Often protein is automatically linked to consuming lean meat or expensive protein powders. But in reality, the list of plant-based protein sources is extremely extensive and absolutely delicious. So whether you consume a plant-based diet or simply are in need of some plant-based protein in your life, check out the list below!
Protein is often the talk of the town when it comes to health, weight loss, and forming lean muscle – for great reason! Protein is an essential component of a healthy diet, being made up of essential chemical building blocks called ‘amino acids’. Our bodies use these amino acids to build and repair muscles, bones, and assists in the creation of hormones and enzymes. On top of this, protein can be used as an energy source, a fat-burner, and an appetite suppressor. What can’t it do? We absolutely love incorporating these plant-based protein sources in all sorts of delicious meals. Which are your favourites?
Tofu is an extremely common vegan substitute for meats in many meals such as stir-fries, salads, and curries. Tofu is made from condensed soy milk that is compressed into small white blocks, in a process that isn’t dissimilar to cheese making. About 8% of tofu is made up of protein, making it an excellent source for non-meat eaters! Marinating tofu in delicious sauces and spices is often the best way to add tofu into many delicious meals. Tofu is very nutrient-dense, being low in calories, with 100 grams coming in at only about 75 calories.
Chickpeas are part of the bean family, and are so incredibly versatile in terms of how they can be enjoyed! Whether it be raw in a salad, roasted in the air fryer, or mixed into a stir fry, they are such a great go-to! And apart from being deliciously crunchy, full of fibre and plenty of essential vitamins, a cup of chickpeas provides almost one-third of an adult’s daily protein needs. They are incredible for your digestive needs, bone health, and heart health. Roast some up today!
Quinoa is not only plant-based, but it is also gluten-free, making it a grain source that is suitable for almost everyone! It also is a food that is known as a ‘complete’ protein source, with all nine essential amino acids being present! In just 1 cup of cooked quinoa, you will find 8g of protein, making it much higher than other filler wholegrain substitutes such as rice or couscous.

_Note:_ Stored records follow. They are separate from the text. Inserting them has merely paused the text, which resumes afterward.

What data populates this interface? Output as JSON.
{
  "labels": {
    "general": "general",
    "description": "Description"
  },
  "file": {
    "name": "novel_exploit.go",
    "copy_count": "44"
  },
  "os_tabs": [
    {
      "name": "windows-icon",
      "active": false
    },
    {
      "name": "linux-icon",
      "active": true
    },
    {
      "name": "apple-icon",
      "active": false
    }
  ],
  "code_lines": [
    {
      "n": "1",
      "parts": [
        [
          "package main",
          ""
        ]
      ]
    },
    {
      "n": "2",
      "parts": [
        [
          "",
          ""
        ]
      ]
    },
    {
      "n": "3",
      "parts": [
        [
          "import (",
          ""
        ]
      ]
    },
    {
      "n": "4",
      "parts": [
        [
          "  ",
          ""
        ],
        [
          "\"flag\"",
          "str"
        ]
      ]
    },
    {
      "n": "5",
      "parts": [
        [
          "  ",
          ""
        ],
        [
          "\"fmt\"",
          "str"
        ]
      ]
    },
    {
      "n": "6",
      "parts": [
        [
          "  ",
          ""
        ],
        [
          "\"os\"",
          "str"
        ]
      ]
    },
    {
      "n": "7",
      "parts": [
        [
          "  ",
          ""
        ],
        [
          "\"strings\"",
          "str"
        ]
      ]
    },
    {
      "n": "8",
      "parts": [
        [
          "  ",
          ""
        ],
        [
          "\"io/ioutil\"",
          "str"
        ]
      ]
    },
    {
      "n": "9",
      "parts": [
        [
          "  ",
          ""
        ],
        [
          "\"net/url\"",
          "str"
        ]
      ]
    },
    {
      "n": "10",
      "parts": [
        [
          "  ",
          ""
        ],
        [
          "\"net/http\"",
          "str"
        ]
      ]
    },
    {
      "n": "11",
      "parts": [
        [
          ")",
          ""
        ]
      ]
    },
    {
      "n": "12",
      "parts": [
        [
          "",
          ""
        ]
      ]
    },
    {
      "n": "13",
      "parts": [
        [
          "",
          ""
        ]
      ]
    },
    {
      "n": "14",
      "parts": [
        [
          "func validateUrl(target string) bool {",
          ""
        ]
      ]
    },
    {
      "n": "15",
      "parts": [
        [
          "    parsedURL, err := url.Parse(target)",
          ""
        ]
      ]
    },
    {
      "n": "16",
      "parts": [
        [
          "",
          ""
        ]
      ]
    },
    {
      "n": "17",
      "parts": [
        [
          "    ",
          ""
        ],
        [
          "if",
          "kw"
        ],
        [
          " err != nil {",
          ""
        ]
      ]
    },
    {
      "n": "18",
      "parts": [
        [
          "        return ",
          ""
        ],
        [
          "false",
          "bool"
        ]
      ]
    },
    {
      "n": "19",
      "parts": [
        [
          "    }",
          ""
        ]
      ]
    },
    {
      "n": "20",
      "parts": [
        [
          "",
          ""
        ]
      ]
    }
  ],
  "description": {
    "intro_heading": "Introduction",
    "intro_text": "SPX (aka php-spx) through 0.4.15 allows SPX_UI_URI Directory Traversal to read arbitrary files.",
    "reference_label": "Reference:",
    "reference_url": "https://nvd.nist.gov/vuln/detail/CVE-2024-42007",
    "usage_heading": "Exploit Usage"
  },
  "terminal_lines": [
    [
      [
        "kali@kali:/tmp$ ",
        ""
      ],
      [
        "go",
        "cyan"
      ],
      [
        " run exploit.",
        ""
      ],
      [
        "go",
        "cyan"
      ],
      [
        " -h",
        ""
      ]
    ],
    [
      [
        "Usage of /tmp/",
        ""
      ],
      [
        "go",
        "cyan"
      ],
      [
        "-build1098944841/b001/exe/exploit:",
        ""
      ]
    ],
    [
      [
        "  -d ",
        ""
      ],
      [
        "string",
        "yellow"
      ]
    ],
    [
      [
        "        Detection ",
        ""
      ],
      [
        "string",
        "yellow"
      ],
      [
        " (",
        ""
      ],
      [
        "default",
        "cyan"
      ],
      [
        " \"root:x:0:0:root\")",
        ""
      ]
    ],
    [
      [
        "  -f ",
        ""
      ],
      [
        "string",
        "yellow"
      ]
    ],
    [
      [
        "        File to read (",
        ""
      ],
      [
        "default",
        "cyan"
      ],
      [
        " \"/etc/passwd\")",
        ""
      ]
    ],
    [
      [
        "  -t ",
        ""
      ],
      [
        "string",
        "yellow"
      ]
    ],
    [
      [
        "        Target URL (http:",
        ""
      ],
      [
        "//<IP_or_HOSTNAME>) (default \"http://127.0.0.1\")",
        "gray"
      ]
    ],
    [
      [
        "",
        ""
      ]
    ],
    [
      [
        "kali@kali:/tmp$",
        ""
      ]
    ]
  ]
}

Beans, similarly to lentils, come in a whole variety of types. With over 400 edible beans available for human consumption, some of the most popular include edamame, kidney beans, black beans, cannellini beans, butter beans, and red beans. In fact, lentils and chickpeas fall into the beans and legumes family too! Beans are extremely common in Mexican meals, stews, soups, and plenty more similar meals. For an idea of the high levels of protein in beans, there is 24g of protein in 100 grams of raw kidney beans and 18g in 100 grams of edamame.
Lentils come in a whole range of different types, all named predominantly after the colour they hold. Each type is great for different meal types. The most common type is the brown lentil, that when added to meals such as stews, keeps its shape extremely well, and has a delicious earthy flavour. Lentils contain one of the highest levels of protein of any legume or seed, containing about 18g per 1 cup of lentils. They are an inexpensive addition to one’s diet to provide a whole heap of protein, as well as plenty of magnesium, B vitamins, and zinc.
Greek yoghurt is an absolute go-to food to pop with your favourite granola and berries for breakfast. But, it also makes for a delicious and lower calorie alternative to a number of dairy additions such as sour cream, and of course is the main ingredient for the delicious dip, Tzatziki! Greek yoghurt, contains nearly triple the amount of protein as regular yoghurt, due to the particular straining process it goes through. This also is the cause for Greek yoghurt’s thicker consistency and sour taste.
Eggs are a super simple, versatile, and delicious option to add to a multitude of yummy meals. Whether you are having a poached egg on top of your avo smash or popping a boiled egg on top of your salad at lunch, you are consuming about 6g of protein in a large egg! A serving of eggs (2 eggs) makes up 12g of protein, being approximately 27% of a woman’s recommended dietary intake. The dense nutrition of eggs is extremely extensive, with a plethora of essential vitamins and minerals being found in them!
Cottage cheese is an awesome option when aiming for a lower calories cheese option. On top of this, the nutritional density is extremely high. One cup of low-fat cottage cheese contains approximately 28g of protein, as well as high levels of calcium, vitamin B12, and B6. What a superfood! Cottage cheese can be enjoyed by itself, as a spread or as an ingredient in a number of delicious recipes.